Приди в себя. Разве ты не понимаешь, что я всего лишь дух, попавший в игру старого деда вместо спиритического сеанса? Отсюда мне известны все ваши интимные разговоры, ваши сокровенные тайны, каждое слово на ваших устах. Лучше спутника-шпиона, лучше провидца. Смешны те, кто считает меня вуайеристом! Я — невидимый человек, метафизический всезнающий рассказчик! Я твой!
Видишь ли, Анна, у свидетелей Иеговы я больше всего ценю то, что ваши молитвы не прописаны, не дарованы, они не из тех, которые следует всего лишь механически повторять, когда припрет, ваши молитвы свободны, это личные разговоры с Богом. Это я могу полностью принять. Тем, видимо, и занимаюсь, когда разговариваю сам с собой, всякий раз, как открываю рот. И это, в конце концов, то, что я говорю сейчас, и ничто иное. Мрачная, обнажающая апострофа. Донос Богу на ушко.
Ты не должен открывать глаза, чтобы увидеть старика, как он вытаскивает из кармана халата трофейный револьвер с выгравированным на рукоятке факсимиле Тито (подарок Спасителю, написали бы, если бы не утаили), он хотел всего лишь показать его гостям, объяснить, что это все-таки идеальный мир, что доблесть всегда вознаграждается, ему и в голову не пришло вставить ствол в свой или в любой другой рот в этой комнате, все, что он говорил, никак с этим не связано, это просто басня, и слова ее ничего особого не значат.

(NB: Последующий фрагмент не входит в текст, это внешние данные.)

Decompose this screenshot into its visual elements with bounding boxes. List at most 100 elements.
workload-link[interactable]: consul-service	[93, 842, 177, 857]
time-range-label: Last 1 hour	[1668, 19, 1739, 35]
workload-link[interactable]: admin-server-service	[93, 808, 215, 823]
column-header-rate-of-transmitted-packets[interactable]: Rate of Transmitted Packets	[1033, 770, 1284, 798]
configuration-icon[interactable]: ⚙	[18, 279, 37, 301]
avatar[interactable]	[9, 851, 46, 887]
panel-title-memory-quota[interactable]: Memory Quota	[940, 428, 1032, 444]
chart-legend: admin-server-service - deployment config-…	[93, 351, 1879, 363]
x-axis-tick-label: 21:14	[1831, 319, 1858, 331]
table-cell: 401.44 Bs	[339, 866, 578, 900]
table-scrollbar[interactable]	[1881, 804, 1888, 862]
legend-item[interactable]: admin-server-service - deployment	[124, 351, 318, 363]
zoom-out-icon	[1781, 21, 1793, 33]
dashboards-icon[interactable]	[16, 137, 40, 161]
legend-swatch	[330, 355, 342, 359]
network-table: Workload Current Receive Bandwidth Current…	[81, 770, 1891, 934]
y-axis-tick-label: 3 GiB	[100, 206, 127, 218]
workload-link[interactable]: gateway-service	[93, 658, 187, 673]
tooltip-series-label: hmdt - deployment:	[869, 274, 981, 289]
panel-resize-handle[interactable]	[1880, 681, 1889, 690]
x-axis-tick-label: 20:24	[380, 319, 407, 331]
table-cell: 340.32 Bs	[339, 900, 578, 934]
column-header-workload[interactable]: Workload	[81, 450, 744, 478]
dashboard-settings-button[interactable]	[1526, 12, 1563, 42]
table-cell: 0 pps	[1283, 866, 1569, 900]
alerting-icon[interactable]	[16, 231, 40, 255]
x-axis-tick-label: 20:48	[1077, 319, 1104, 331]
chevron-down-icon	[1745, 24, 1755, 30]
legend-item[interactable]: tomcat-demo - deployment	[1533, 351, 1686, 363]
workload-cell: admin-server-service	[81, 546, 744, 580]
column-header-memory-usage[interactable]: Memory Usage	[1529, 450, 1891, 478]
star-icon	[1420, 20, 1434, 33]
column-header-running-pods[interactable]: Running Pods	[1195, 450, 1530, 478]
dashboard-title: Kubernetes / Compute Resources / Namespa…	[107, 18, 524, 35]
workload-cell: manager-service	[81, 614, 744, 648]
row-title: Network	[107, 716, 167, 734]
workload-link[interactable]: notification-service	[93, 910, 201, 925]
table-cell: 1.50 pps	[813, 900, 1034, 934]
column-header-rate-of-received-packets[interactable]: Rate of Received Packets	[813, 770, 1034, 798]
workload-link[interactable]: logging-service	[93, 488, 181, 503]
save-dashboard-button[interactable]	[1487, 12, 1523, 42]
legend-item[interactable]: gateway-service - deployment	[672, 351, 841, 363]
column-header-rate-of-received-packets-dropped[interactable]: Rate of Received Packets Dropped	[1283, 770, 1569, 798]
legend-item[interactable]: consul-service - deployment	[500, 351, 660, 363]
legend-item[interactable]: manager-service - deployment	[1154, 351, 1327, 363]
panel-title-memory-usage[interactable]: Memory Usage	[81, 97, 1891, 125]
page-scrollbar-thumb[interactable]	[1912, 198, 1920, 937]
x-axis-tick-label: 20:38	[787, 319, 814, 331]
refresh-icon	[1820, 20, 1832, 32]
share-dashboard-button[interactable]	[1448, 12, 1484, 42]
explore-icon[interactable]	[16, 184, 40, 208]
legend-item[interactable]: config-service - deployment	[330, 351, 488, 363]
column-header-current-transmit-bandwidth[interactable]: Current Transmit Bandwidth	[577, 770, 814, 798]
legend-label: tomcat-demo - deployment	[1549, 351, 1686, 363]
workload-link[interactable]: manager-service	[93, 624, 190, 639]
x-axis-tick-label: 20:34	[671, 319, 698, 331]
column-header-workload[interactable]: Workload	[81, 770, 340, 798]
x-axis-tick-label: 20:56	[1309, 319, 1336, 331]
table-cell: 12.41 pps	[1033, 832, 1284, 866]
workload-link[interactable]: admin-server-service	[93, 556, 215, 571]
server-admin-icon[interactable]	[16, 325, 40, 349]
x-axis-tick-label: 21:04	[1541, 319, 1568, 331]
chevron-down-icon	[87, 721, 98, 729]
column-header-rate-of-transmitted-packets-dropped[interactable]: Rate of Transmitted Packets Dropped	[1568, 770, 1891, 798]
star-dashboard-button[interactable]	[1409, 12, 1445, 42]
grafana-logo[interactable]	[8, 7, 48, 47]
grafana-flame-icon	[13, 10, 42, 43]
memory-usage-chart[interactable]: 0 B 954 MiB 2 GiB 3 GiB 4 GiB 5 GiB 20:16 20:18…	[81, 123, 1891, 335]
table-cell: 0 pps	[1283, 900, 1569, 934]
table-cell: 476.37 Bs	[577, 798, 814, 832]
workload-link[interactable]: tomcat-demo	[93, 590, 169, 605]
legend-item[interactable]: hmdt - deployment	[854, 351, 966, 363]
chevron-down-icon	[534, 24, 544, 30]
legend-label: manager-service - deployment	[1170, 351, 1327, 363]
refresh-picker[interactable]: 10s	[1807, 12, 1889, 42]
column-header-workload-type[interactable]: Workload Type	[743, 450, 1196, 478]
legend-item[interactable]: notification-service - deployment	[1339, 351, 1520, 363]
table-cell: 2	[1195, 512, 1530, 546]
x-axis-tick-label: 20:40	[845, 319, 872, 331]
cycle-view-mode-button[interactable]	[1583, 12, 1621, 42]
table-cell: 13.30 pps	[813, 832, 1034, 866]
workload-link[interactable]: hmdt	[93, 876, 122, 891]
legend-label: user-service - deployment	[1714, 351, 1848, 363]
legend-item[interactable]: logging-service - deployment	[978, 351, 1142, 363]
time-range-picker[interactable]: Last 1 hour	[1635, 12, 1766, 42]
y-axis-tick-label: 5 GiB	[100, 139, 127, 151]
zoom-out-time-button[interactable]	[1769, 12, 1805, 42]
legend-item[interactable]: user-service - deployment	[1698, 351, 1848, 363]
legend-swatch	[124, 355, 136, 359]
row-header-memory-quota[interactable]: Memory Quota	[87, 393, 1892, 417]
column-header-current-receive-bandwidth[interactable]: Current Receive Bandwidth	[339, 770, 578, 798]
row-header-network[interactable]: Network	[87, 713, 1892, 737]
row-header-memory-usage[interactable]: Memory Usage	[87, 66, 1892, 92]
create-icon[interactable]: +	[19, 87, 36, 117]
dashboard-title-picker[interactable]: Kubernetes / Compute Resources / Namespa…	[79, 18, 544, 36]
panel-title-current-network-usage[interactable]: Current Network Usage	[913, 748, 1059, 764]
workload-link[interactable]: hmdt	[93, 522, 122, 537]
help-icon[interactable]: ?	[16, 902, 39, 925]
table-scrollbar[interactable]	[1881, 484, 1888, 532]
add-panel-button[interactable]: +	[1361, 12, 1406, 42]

Он вообще не понимает, почему женщины визжат, а мужчины в ужасе вскакивают, как будто язык его занят непрерывным неслышным рассказом, который не имеет никакого отношения к происходящему, но естествен, как кровообращение, эта почти идеальная молитва. И почему вежливый полицейский теперь беспричинно грубо прыгает на него, хватает за руку, в которой он держит пистолетик-реликвию, который, скорее всего, и не заряжен. Слушай, больно, хочет сказать он, но не может. И все в нем восстает. Нет, сукин сын, — он не позволяет полицейскому разоружить себя, вот так, просто не дает, крепко держит свою игрушку, есть еще сила в его пальцах, он всегда ненавидел тех, кто мучает детей.
И пока они борются, дуло пистолета гуляет по комнате, поглядывая в разные стороны. Пистолет может выстрелить куда угодно, его тень капризно падает на многое — на стену, на картину, окно, кошку, которую можно научить разговаривать, на залезшего под стол молодого человека, на визжащую женщину (не знающую, что в этот момент она напрямую разговаривает с Всевышним), на никого.
Но когда он все-таки выстрелит, оглушительно грохнет в этой никчемной толчее, какова вся человеческая жизнь, пуля, хотите — верьте, хотите — нет, попадет точно в замочную скважину (как бы полицейский ни тренировался в государственном тире, ему далеко до такой меткости, не говоря уж о старике), точнее, пройдет сквозь замочную скважину и попадет прямо в глаз одного мальчика, ах, это, конечно же, будет тот самый толстячок (мы все как будто его знаем, и как будто бы это мог быть кто-то другой!), и он, пошатнувшись и захрипев, как в кино, оседает на грязный придверный коврик.
Как бы мне вырваться из этой клетки плоти, из этой телесной темницы! Представь, я хотел слиться с Айвазом (это имя космического разума), но заполучил всего лишь просветленную болезнь Альцгеймера, праздники старческого слабоумия, которые забываю отметить. Терял молитвы на полпути, путался посреди обряда. Что же я за недозрелый любовник, который забылся, с вожделением глядя на Мадонну! Я был настолько низок, что ни один бог не мог снизойти до меня; бесконечно малый, бездомный, карлик из забытой страны.
Наступил ли конец моей болезни, моего слабоумия, того, что обычно патетически называют золотой эпохой, когда люди (и я вместе с ними) опять становятся чистыми, обнаженными, счастливыми и занимаются любовью со статуями?